Adotar hábitos saudáveis é a chave para ter uma boa saúde, tanto física como psicológica. Evitar o tabaco, fazer exames periódicos e promover uma atitude positiva e altruísta são algumas práticas que contribuem para o bem-estar da mulher.
Cuidar da alimentação contribui para um maior bem-estar da mulher

 

Cuidar da alimentação e praticar exercício físico de forma regular são dois pilares básicos para a saúde da mulher e para a prevenção de várias doenças, que resultam muitas vezes da combinação de diversos fatores de risco. Alguns desses fatores são o excesso de peso, uma alimentação pouco variada e com excesso de gordura, níveis elevados de colesterol ou diabetes, o tabaco e o sedentarismo.
A conjugação de alguns destes fatores contribui frequentemente para a redução do bem-estar da mulher, podendo também estar na origem dos processos de degeneração cerebral.

 

Conselhos para melhorar o bem-estar feminino

 

Para cuidar da sua saúde física e psicológica, é importante que cada mulher adote alguns hábitos benéficos para o seu organismo:

  • Manter uma dieta equilibrada, incluindo na alimentação diária alimentos como as frutas e as verduras.
  • Consumir alimentos ricos em ómega 3, o EPA e o DHA, que contribuem para o normal funcionamento do coração.
  • Consumir produtos lácteos diariamente, para assegurar a ingestão de cálcio e vitamina D que contribuem para a manutenção de ossos normais.
  • Fazer cinco refeições por dia, se possível sempre à mesma hora.
  • Vigiar a pressão arterial.
  • Consultar o médico e fazer check-ups regulares, sobretudo a partir dos 40 anos.
  • Deixar de fumar.
  • Caminhar pelo menos 30 minutos por dia.
  • Fazer exercício ao ar livre, para aproveitar a exposição ao sol.
  • Dormir 7 a 8 horas por dia.
  • Tentar abstrair-se das preocupações no momento de se deitar.
  • Ter tempo para si própria e ter atitudes positivas.

 

Família e trabalho: dois fatores que influenciam o bem-estar da mulher

São diversos os fatores que determinam o bem-estar feminino, sendo um dos mais comuns a conciliação entre o trabalho e a maternidade.

 

As exigências quotidianas destes dois papéis são muitas vezes exacerbadas pela mulher, que se sente por vezes aquém das suas próprias expetativas.
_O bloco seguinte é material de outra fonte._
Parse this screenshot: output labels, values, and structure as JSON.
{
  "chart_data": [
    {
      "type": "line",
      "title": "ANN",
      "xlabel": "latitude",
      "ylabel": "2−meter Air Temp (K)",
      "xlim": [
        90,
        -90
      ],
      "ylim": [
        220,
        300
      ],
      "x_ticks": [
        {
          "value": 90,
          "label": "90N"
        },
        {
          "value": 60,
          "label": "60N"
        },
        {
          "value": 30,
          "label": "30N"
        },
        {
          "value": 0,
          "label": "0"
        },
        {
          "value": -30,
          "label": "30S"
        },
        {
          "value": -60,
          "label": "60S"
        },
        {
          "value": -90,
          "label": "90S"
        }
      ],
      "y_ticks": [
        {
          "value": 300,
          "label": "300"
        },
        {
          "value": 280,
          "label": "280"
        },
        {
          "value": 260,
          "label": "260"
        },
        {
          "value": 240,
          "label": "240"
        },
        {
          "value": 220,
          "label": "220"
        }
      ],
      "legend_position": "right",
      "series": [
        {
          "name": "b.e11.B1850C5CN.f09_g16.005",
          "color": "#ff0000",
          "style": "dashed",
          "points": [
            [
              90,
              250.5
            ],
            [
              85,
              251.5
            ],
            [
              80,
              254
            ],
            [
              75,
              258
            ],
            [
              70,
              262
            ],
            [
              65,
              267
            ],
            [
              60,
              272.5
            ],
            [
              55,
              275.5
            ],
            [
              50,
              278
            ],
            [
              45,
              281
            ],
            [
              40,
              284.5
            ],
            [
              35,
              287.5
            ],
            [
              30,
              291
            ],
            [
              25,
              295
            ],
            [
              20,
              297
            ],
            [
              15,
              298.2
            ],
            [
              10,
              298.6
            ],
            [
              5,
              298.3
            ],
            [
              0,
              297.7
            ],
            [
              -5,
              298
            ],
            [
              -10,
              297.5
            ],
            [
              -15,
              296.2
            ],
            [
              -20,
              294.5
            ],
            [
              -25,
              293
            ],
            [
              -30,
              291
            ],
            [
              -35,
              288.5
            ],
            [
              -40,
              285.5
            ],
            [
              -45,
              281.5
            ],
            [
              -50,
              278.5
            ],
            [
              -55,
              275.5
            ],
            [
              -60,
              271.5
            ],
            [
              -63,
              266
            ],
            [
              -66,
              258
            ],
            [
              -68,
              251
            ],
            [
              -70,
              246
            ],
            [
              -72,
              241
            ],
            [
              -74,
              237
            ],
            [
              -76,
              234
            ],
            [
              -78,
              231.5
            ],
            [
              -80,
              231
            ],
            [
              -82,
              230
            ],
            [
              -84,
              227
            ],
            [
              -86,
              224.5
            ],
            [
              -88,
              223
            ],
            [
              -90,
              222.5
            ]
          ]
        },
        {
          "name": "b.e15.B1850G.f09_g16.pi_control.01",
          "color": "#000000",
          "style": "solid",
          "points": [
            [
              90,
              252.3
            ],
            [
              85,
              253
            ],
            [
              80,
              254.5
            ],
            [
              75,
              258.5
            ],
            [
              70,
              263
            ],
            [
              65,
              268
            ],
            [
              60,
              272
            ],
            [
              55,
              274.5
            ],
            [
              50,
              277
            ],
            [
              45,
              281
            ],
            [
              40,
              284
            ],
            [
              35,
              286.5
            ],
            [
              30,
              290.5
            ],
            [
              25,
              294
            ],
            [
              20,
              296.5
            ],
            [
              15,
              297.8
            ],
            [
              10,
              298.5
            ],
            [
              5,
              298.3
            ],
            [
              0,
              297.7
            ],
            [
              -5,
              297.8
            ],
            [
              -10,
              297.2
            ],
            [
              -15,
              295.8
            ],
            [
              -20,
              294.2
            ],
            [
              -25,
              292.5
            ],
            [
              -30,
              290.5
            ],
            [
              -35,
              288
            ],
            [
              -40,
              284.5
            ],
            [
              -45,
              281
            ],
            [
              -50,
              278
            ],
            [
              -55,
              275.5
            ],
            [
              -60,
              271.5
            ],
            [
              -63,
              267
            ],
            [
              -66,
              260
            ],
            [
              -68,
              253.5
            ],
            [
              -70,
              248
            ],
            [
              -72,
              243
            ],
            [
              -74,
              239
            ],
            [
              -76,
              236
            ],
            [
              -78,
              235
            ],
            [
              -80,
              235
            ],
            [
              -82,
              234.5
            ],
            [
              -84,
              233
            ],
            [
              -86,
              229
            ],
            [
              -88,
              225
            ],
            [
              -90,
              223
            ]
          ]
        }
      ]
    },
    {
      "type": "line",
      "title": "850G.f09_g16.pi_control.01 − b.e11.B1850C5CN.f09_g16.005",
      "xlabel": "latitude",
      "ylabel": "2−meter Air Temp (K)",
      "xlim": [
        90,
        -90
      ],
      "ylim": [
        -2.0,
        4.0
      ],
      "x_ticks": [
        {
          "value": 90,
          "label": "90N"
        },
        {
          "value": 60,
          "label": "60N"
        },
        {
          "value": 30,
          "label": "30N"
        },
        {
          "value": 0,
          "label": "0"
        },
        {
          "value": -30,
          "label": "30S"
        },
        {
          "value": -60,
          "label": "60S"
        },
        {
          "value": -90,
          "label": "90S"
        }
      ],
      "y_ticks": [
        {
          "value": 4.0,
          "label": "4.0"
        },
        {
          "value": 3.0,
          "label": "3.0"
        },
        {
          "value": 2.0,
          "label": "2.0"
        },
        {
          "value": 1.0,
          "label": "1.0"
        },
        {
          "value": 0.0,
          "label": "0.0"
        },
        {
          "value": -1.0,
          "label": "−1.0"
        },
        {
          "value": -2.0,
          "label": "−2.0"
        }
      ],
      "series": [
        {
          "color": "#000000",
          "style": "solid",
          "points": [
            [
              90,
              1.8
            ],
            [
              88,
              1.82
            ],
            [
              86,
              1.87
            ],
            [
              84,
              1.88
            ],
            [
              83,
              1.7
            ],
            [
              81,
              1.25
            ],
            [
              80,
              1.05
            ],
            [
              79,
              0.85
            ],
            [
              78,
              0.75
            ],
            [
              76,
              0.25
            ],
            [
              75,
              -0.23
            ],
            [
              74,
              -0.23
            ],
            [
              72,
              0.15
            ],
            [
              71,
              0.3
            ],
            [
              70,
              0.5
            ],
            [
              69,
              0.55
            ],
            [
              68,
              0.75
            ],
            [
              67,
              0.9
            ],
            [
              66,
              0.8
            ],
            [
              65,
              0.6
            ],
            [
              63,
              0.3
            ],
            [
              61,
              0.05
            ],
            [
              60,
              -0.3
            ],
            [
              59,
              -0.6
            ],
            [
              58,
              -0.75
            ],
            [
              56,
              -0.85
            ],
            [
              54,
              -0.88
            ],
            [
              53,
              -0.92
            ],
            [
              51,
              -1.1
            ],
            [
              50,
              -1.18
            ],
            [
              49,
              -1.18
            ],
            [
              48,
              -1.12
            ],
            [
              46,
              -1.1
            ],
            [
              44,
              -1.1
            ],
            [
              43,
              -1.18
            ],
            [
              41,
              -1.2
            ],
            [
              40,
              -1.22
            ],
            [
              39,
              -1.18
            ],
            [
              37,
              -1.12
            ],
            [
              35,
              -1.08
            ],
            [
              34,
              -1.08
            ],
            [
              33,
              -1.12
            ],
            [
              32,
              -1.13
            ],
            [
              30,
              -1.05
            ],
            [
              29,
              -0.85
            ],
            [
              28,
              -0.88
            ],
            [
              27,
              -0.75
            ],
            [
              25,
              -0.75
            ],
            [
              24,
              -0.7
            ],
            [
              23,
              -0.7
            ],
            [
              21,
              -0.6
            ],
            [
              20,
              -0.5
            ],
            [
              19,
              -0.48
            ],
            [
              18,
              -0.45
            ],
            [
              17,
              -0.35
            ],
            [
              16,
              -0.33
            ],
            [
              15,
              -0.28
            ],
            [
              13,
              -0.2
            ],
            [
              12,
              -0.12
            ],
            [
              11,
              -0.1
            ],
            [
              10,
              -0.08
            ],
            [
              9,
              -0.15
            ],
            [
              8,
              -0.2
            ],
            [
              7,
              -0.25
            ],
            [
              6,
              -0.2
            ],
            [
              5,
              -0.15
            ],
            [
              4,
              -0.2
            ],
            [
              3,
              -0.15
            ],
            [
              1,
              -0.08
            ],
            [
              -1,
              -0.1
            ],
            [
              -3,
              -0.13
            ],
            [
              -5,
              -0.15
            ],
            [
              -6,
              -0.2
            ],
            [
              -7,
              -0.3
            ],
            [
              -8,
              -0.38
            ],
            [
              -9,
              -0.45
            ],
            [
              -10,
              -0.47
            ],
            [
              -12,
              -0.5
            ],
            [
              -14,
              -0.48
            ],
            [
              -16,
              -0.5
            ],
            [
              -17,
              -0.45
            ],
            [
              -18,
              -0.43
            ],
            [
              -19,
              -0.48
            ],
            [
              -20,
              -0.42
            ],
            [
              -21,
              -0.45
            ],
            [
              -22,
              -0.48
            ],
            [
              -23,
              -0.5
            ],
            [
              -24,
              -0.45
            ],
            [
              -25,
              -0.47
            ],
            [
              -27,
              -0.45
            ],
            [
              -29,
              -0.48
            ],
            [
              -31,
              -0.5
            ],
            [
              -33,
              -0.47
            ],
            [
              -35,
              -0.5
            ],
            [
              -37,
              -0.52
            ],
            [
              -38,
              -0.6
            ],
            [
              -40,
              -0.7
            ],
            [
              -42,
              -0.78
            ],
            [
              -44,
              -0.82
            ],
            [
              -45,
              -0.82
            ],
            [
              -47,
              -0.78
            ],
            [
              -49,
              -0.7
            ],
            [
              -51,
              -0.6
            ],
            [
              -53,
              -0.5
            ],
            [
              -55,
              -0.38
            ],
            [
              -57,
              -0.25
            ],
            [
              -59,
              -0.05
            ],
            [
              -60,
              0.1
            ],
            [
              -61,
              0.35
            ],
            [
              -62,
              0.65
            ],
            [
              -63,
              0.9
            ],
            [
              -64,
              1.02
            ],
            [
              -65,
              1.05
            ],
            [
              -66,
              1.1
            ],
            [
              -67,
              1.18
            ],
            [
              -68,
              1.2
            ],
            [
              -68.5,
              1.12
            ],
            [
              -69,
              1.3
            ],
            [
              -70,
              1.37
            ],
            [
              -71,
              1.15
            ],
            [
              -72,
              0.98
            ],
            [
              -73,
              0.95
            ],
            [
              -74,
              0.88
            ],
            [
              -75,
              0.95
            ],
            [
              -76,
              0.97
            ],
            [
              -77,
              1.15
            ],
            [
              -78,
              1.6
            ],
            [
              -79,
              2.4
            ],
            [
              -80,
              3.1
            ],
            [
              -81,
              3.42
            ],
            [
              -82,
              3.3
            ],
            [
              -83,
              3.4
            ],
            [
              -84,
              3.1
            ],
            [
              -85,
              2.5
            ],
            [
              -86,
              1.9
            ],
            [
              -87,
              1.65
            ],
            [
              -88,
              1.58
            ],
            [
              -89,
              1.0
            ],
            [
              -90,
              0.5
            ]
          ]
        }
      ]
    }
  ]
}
Na tentativa de conciliar estes dois mundos, a mulher lida muitas vezes com um sentimento de culpa: por um lado, sente-se culpada por não estar tanto tempo com os filhos como gostaria; por outro lado, lida com a culpa por achar que deveria dedicar-se mais ao trabalho. Este aspeto nota-se principalmente nas mulheres demasiado exigentes consigo próprias.

 

E isto pode ter um impacto menos positivo na sua vida e no seu bem-estar, contribuindo para estados de ansiedade, stress e mesmo angústia e depressão.

 

Neste processo difícil, mas não impossível, de conciliação da vida profissional com a familiar, o segredo é encontrar o ponto de equilíbrio, de modo a eliminar este sentimento de insatisfação permanente. Tente focar-se na qualidade e não na quantidade de tempo que dedica a estas duas vertentes fundamentais da sua vida. Desta forma conseguirá tirar o máximo proveito tanto das horas que passa com a família, como do tempo que passa a trabalhar.